Their form against "lesser" sides will go a long ways in determining where they finish the season as well, and those watching the 2-2 draw at St. James' Park would be forgiven for having flashbacks to matches Liverpool "should" have won at any point over the past few seasons. Up a man, sloppy goals conceded (one on a set piece), busy around the opposition penalty area but an inability to finish or create a winning chance--this was familiar stuff.
Not so for Brendan Rodgers, who's insistent that, while the club have clear areas of development that need to be addressed, Liverpool have made significant progress during his tenure, and are well set-up to push forward:
"I still think there's a hell of a lot of improvement for us to make, but in the main we're a tight unit, and we just need to keep moving forward. We're here to compete. Liverpool is one of the great institutions of the game. We're never happy when we don't win, but you have to have a sense of perspective as well.

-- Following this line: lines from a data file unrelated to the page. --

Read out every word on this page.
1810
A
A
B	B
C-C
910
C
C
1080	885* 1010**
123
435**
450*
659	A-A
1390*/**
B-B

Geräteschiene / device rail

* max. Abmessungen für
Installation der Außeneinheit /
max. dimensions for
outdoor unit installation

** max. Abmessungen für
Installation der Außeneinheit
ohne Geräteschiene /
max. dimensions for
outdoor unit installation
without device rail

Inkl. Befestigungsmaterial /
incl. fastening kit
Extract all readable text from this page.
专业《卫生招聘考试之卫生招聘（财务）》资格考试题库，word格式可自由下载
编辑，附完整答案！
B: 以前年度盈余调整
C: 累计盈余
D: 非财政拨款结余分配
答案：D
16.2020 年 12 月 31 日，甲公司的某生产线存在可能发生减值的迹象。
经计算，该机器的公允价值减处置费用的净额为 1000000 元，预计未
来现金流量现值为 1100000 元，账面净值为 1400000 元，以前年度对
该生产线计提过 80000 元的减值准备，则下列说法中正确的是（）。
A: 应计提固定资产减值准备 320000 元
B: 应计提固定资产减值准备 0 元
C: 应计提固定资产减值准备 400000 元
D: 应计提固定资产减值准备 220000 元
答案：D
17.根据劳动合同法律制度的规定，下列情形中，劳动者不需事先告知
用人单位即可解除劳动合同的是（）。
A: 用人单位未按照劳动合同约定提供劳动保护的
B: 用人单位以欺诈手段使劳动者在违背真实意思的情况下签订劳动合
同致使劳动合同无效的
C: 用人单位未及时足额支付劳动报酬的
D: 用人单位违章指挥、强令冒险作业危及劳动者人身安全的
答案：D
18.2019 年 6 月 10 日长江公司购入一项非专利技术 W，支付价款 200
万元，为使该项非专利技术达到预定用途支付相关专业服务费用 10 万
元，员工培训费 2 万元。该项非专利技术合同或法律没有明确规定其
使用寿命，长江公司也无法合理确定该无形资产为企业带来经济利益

"There will come a time when we start looking at when we can challenge, but we can't get carried away. The club finished eighth the year before I came in, and we finished seventh last year. We have stabilised the mentality, there's a strong culture at the club now, and I think the supporters can see the direction we're going in."
This is a conversation we've had with increasing regularity over the past few weeks--Liverpool are headed in some sort of direction, but right now it's hard to tell just how closely that trajectory aligns with the principles Rodgers identified as hallmarks of his managerial philosophy. That may well be the long-term aim, but right now the direction seems to be more about survival and sticking around near the top of the table than anything else.
And maybe that's going to have to be enough until the squad takes the shape Rodgers wants. The first transfer window was an unmitigated disaster, but the two that have followed saw Liverpool round the squad out in key areas, both with players heading straight into the starting eleven and those mean to provide depth and longer-term impact. If that trend continues this coming January, there's no question that Liverpool's squad will have improved under Brendan Rodgers.